En effet comme pour la projection d’un film bénéficiant de cette technologie, cela ne doit pas se faire au détriment de la qualité du jeu en lui-même. Il doit rester bon, peu importe que l’on active ou non cette fonction puisque le choix nous est laissé. D’ailleurs, ce n’est pas pour rien qu’après un certain temps passé dessus, et plus régulièrement à la fin de chaque monde, qu’une notification apparait pour nous inviter à faire une pause. Cet avertissement ne doit pas être pris à la légère si l’on ne veut pas se confronter à une effroyable migraine.
En effet, afin de jouer dans des conditions optimales, et surtout pour avoir une bonne qualité d’image, il est recommandé de ne pas trop bouger afin que nos yeux restent dans l’axe des capteurs simulant la profondeur de champ. Mais cette « 3D » si vendeuse qui est dans le titre s’applique autant à cette révolution en matière d’immersion que d’évolution dans la longue lignée des titres Mario. À l’exception donc de Super Mario 64, ce titre est le premier en trois dimensions à avoir été conçu spécialement pour une console portable.

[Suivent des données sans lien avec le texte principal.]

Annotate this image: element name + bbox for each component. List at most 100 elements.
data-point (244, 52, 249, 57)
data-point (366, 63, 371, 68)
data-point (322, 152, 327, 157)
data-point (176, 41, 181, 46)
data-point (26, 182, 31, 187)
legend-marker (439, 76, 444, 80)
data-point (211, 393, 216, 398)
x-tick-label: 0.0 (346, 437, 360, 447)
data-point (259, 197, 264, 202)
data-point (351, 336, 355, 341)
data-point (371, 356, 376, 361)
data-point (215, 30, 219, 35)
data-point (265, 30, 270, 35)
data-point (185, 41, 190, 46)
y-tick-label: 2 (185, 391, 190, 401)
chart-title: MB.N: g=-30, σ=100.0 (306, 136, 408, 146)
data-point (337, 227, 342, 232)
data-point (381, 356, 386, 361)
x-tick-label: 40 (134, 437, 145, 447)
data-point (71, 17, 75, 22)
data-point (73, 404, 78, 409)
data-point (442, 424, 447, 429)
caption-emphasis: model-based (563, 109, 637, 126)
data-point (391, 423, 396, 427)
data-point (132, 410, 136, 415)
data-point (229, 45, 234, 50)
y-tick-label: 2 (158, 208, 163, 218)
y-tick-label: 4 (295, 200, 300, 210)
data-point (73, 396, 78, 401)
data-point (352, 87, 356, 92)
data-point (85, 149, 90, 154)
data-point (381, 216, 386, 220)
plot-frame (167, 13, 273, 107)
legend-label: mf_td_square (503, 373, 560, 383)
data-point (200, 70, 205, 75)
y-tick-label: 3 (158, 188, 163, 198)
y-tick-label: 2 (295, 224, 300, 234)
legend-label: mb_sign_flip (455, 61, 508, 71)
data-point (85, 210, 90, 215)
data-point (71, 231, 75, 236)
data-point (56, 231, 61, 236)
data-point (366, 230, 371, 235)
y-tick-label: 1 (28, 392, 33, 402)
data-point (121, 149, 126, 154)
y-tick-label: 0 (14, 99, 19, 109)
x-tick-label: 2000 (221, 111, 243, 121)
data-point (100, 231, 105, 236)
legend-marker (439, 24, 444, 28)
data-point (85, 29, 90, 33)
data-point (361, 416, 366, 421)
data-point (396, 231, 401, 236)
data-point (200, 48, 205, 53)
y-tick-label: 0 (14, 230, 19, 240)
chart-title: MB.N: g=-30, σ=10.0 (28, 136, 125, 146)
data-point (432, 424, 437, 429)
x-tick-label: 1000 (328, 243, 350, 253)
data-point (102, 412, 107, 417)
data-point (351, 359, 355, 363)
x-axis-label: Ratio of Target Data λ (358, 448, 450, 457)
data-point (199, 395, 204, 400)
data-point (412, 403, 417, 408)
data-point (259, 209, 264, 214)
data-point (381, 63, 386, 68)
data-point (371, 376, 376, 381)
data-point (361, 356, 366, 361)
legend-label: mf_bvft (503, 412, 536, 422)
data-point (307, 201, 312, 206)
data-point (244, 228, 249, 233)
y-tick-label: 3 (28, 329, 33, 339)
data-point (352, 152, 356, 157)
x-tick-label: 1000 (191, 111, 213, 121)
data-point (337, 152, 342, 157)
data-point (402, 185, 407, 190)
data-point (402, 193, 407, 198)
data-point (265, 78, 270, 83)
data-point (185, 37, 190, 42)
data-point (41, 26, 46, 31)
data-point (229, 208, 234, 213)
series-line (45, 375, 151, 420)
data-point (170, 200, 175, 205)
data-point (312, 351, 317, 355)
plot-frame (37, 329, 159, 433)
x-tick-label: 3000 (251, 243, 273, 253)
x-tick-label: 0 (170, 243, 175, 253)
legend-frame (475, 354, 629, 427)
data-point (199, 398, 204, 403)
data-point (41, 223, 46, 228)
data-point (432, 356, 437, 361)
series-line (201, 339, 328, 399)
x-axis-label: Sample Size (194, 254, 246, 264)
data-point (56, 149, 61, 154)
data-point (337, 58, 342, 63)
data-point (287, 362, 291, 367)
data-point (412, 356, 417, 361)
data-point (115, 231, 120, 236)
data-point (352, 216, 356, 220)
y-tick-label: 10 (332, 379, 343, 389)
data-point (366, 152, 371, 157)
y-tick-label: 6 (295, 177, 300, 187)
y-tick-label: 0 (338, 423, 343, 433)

Avec ou sans cet artifice visuel, Super Mario 3D Land demeure un excellent jeu qui apporte enfin un sentiment de fraicheur sur ce support. Bien sûr, le jeu est conçu de telle sorte à rendre utile cet aspect, notamment lors des sauts, jeu de plate-forme oblige, sans pour autant se révéler indispensable. D’ailleurs pour les personnes allergiques à la 3D ou ayant des problèmes de vue, il y a une petite astuce toute simple qui consiste à s’orienter en fonction des ombres du décor et des ennemis. C’est très utile pour se repérer dans l’espace et cela évite d’avoir à pester contre cette nouveauté qui peut s’avérer déstabilisante au premier abord.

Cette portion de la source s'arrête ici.